March 30, 2010 / 11:56 AM / 10 years ago

Australia sports bodies and media end rights row

SYDNEY (Reuters) - Australian sporting bodies and media outlets agreed a government-brokered deal Tuesday to end their row over coverage of major sports events, a dispute that led to a long-running media boycott of Australian cricket.

Australia's Mitchell Johnson (C) celebrates with Graham Manou (L) and captain Ricky Ponting after the dismissal of India's Gautam Gambhir during their sixth one-day international cricket match in the northeastern Indian city of Guwahati November 8, 2009 file photo. REUTERS/Jayanta Shaw

The dispute erupted three years ago when sporting bodies, led by Cricket Australia, sought to limit news coverage, accusing the media of using the Web and wireless devices to profit from events without paying for media rights, as TV broadcasters have to do.

Media outlets denied the charge, arguing that sporting contests were genuine news events and should be covered by freedom of speech.

Some news agencies, including Reuters, refused to cover Australian cricket rather than agree to limit coverage.

The row looked to have finally ended Tuesday, however, when sports and media groups agreed to abide by a new code of practice for news coverage of major sports events, which was endorsed by Australian Communications Minister Stephen Conroy.

“There have been issues between some sporting and media organizations, and several media agencies have been unable to gain access to major sporting events for the purpose of reporting the news,” Conroy said in announcing the new code.

“The government was concerned that these breakdowns in communication would adversely affect the Australian public’s traditional access to news reporting of sporting events.”

The code, to be overseen by a committee chaired by Australian International Olympic Committee member Kevan Gosper, seeks to balance the needs of commercialised sport with press freedoms.
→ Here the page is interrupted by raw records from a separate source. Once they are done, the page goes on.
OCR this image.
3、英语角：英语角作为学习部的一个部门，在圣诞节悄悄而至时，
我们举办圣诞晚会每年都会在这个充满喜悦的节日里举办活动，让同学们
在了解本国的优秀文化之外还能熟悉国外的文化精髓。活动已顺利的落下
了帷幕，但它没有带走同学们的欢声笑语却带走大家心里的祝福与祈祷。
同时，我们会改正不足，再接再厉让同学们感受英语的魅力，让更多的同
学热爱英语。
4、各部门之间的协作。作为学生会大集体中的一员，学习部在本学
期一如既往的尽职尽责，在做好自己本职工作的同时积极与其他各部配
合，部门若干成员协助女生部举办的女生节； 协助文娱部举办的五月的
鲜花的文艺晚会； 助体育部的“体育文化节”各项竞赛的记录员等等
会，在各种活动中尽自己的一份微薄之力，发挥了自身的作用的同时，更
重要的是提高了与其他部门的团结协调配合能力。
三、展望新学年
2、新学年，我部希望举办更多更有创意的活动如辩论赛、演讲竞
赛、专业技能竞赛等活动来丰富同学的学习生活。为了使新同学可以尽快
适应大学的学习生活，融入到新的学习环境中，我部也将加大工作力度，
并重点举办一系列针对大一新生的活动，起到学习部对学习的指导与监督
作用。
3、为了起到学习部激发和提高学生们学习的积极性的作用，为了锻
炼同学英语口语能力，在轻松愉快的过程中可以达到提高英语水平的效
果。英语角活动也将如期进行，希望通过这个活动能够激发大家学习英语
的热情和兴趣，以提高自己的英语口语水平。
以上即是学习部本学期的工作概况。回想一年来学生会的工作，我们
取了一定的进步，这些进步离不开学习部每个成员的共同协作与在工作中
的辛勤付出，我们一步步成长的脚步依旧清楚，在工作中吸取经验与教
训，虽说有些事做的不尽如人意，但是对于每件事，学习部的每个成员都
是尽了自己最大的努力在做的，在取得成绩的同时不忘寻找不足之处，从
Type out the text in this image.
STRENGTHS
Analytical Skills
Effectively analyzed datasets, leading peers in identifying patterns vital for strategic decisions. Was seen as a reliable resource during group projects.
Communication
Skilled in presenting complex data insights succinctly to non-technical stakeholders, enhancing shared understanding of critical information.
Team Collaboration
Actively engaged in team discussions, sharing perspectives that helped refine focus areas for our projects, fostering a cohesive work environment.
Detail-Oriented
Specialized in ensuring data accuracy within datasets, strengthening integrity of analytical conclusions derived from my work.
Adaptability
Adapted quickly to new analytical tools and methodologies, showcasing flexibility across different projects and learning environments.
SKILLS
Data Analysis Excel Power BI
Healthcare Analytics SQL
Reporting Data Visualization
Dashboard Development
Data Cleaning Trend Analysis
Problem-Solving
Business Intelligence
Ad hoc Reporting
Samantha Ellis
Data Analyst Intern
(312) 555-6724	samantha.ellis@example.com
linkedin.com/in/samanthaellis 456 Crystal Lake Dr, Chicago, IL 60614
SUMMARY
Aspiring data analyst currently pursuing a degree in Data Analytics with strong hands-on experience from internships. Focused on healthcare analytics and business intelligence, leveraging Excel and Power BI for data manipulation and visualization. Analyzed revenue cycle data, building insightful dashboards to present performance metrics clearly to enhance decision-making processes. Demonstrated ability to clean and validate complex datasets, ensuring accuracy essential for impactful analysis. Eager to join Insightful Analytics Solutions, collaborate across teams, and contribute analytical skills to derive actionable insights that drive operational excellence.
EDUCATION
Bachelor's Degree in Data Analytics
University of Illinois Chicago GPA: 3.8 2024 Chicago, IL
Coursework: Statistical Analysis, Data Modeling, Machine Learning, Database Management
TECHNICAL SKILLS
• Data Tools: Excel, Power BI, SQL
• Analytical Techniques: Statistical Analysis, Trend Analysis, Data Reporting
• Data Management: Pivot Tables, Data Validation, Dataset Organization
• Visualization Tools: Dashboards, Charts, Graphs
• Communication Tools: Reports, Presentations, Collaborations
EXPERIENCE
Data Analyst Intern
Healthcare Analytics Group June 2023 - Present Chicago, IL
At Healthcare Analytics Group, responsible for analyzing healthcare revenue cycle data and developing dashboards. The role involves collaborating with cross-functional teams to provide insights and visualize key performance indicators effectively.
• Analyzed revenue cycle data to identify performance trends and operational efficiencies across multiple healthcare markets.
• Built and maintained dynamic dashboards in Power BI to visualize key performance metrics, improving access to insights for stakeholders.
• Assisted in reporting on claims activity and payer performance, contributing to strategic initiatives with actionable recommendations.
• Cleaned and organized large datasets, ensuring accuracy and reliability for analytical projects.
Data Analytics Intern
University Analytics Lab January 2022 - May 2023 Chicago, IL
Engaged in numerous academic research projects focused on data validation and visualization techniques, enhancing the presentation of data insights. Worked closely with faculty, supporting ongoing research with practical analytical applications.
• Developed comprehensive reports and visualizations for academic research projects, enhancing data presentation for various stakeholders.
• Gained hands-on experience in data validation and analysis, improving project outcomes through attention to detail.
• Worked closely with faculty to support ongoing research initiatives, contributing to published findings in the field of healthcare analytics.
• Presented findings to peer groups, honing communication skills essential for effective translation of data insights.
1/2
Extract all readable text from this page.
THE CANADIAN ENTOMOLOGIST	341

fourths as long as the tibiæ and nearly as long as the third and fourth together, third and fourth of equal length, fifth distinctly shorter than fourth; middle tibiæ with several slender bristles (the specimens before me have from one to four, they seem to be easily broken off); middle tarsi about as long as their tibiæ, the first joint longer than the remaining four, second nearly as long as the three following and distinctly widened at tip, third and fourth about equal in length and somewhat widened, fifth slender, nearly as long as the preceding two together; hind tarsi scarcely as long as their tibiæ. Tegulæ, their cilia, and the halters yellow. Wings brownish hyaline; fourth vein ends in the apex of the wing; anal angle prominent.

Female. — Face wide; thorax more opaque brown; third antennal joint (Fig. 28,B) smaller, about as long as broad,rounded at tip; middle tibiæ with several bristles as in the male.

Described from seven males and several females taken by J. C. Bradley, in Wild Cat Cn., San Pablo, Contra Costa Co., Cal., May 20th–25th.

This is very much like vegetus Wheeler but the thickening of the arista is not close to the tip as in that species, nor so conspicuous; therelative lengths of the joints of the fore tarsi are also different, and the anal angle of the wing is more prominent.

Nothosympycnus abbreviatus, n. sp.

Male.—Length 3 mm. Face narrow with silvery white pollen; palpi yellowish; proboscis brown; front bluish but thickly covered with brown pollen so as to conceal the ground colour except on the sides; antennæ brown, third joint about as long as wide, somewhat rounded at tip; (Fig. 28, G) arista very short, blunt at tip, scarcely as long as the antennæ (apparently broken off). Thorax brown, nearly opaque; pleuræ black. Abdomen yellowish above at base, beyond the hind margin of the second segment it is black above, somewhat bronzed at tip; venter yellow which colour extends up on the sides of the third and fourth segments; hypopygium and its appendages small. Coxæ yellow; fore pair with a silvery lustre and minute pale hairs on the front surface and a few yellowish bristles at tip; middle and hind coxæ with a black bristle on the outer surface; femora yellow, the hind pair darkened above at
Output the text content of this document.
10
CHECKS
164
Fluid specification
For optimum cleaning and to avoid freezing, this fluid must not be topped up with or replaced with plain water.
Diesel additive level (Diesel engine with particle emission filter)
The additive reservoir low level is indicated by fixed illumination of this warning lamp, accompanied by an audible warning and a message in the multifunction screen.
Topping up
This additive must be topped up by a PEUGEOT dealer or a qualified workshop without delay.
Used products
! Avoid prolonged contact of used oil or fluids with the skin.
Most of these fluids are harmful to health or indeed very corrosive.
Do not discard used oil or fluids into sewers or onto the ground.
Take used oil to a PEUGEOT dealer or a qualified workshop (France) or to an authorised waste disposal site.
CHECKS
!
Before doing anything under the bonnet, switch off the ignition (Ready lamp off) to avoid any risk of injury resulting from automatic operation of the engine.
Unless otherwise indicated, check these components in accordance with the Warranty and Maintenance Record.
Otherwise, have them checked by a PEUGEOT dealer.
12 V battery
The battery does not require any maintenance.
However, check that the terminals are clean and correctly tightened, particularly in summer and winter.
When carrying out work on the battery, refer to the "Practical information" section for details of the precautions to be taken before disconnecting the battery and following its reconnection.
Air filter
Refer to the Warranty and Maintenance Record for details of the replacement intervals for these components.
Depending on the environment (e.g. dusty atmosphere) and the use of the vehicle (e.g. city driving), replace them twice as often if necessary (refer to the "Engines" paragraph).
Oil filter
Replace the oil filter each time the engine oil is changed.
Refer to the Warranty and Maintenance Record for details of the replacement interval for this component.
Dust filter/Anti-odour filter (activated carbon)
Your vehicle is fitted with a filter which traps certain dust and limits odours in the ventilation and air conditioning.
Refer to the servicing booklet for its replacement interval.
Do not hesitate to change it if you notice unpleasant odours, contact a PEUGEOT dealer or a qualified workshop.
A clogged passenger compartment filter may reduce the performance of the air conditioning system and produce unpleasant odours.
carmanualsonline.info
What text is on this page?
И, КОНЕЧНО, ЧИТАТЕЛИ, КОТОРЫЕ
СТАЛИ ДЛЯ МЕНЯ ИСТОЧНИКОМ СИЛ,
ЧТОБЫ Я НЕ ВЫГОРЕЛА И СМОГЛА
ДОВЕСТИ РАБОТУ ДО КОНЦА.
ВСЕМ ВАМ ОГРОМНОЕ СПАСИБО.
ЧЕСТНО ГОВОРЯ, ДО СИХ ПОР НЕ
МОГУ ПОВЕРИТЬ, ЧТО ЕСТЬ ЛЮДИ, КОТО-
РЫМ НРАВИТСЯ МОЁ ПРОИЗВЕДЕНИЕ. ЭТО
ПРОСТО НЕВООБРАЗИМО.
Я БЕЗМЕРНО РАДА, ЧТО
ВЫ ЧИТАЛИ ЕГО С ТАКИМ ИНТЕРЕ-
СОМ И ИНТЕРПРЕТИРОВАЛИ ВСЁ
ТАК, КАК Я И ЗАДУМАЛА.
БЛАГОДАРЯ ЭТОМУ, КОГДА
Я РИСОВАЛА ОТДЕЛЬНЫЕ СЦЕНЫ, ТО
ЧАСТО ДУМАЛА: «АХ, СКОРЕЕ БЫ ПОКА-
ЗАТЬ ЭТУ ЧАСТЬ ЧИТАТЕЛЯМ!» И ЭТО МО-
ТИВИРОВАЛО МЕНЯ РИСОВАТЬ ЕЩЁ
“This is very much in the interests of the sports-loving public who are entitled to the fullest news and photographic coverage of sport across all technological platforms,” Gosper said in a joint statement with Conroy.

The code followed a parliamentary inquiry and was drafted by Australia’s competition regulator, Graeme Samuel, who held round table meetings with both sides.

The National Media Coalition, representing several international and national news organizations, welcomed the code.

“We trust that the code will enable this fundamental function of the independent news media to continue to operate without the fear of unnecessary or arbitrary restrictions on their operations,” the coalition said in a statement.